Powerful Babies is the third in a series of annual exhibitions presented by Spritmuseum, home of the Absolut Art Collection, celebrating the lives of artists and work in the Collection. The exhibition brings together four of the five ‘Absolut Haring’ paintings for the first time since they were commissioned by Absolut in 1986, including two from the Keith Haring Foundation which have never before been exhibited in Sweden.
An illustrated catalogue written by the curators of the exhibition, Bill Arning and Rick Herron, with an introduction by Spritmuseum curator Mia Sundberg, will accompany the exhibition.
Bill Arning, Director of Contemporary Arts Museum Houston and co-curator of the exhibition, said: “I have had a long interest as a curator and critic in mapping contemporary art family trees; for instance, which artists as part of their life projects opened up new turf for the next generation of artists to work in. The figure of Haring in the art world and popular imagination in relation to the most exciting art being made today is a vivid and uniquely rich project for me.”

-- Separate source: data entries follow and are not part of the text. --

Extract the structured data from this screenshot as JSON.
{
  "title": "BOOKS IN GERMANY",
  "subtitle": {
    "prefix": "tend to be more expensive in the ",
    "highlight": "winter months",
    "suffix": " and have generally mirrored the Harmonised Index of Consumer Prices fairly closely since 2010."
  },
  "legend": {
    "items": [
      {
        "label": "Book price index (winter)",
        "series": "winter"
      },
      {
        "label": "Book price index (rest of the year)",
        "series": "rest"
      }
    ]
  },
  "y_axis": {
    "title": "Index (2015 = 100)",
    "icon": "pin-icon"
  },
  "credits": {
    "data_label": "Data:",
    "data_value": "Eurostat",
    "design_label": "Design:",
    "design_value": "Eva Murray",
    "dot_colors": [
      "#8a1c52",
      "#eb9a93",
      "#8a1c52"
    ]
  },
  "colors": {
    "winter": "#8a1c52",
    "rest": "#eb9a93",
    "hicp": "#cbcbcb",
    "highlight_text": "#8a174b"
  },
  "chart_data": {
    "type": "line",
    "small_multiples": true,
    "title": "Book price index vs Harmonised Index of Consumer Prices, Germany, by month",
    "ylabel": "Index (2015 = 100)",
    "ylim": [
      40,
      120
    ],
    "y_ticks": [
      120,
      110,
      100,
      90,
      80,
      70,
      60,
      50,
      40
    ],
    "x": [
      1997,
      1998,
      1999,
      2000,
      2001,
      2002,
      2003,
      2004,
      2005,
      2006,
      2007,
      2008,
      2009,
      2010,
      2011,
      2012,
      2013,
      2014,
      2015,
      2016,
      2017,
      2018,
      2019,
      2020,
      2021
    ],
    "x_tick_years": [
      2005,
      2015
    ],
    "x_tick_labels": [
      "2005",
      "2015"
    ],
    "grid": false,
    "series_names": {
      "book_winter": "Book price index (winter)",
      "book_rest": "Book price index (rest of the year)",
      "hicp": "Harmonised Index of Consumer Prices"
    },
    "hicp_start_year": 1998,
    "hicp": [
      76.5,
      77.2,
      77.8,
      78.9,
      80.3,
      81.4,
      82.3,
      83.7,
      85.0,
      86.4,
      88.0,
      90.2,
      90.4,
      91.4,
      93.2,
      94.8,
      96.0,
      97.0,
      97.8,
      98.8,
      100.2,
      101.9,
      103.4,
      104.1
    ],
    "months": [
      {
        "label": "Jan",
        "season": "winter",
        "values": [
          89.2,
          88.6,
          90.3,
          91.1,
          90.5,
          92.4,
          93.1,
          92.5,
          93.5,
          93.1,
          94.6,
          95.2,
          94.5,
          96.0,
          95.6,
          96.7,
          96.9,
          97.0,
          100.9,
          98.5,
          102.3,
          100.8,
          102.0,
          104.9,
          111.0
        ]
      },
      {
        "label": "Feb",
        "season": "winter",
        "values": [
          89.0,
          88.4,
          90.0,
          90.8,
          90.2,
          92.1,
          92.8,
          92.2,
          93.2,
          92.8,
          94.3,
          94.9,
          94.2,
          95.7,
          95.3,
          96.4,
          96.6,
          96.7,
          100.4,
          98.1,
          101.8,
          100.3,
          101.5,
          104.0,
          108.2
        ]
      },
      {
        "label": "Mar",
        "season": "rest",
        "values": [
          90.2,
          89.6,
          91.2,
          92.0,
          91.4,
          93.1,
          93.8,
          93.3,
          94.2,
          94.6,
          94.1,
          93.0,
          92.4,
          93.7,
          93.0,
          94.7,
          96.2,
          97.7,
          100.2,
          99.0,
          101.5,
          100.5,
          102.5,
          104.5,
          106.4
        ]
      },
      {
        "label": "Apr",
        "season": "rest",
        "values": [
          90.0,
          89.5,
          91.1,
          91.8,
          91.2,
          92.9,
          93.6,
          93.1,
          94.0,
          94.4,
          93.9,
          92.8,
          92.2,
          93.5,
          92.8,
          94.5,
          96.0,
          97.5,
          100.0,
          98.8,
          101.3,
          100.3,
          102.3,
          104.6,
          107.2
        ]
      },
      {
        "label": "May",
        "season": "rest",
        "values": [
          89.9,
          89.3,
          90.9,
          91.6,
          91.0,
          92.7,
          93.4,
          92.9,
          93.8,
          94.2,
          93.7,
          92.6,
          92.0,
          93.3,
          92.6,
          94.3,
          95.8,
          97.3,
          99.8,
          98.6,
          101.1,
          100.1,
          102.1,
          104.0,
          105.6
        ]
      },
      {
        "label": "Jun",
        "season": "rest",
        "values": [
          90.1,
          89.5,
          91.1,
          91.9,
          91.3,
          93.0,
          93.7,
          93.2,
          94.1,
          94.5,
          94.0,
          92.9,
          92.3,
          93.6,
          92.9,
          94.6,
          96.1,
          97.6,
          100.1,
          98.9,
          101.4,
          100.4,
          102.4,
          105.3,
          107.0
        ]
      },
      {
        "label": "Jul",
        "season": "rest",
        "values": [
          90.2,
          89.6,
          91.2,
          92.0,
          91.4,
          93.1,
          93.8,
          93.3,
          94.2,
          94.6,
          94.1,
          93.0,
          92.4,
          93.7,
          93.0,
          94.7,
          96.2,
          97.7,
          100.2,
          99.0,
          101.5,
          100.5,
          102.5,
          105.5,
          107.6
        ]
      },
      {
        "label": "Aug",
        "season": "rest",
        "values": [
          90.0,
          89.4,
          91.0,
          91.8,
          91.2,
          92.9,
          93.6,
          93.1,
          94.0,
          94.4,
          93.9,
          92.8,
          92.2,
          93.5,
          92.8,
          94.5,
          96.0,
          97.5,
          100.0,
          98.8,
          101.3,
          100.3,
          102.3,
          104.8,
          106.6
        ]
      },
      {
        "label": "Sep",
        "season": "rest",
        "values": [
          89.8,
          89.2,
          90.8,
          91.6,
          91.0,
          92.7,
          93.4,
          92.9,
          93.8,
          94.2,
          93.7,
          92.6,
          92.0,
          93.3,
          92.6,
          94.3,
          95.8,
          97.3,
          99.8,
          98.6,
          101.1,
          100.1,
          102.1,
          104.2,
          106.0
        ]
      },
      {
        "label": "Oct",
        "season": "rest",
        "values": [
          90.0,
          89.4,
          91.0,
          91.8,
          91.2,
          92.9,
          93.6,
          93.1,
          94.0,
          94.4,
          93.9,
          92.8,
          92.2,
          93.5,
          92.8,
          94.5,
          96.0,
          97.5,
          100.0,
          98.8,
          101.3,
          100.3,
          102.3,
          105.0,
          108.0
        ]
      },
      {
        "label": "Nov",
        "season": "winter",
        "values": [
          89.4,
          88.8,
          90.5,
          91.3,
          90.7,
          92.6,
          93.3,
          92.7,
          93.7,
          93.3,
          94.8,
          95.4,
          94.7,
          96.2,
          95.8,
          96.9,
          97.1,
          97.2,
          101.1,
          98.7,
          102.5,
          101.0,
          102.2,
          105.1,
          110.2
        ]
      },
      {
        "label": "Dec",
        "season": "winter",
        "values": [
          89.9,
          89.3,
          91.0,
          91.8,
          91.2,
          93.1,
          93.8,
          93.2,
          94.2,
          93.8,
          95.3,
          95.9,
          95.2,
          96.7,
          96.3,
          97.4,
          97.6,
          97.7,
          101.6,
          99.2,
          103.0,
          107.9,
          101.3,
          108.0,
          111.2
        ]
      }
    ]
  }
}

Rick Herron, independent curator and co-curator of the exhibition, said: “It's been a dream come true to work with Bill Arning and these incredible artists on Powerful Babies. Keith Haring was always 100% himself and we hope that by remaining fiercely loyal to their own beliefs and instincts, this work, by some of today's most exciting artists, will be a fitting tribute to Haring and the astounding body of work he produced in just ten short years.”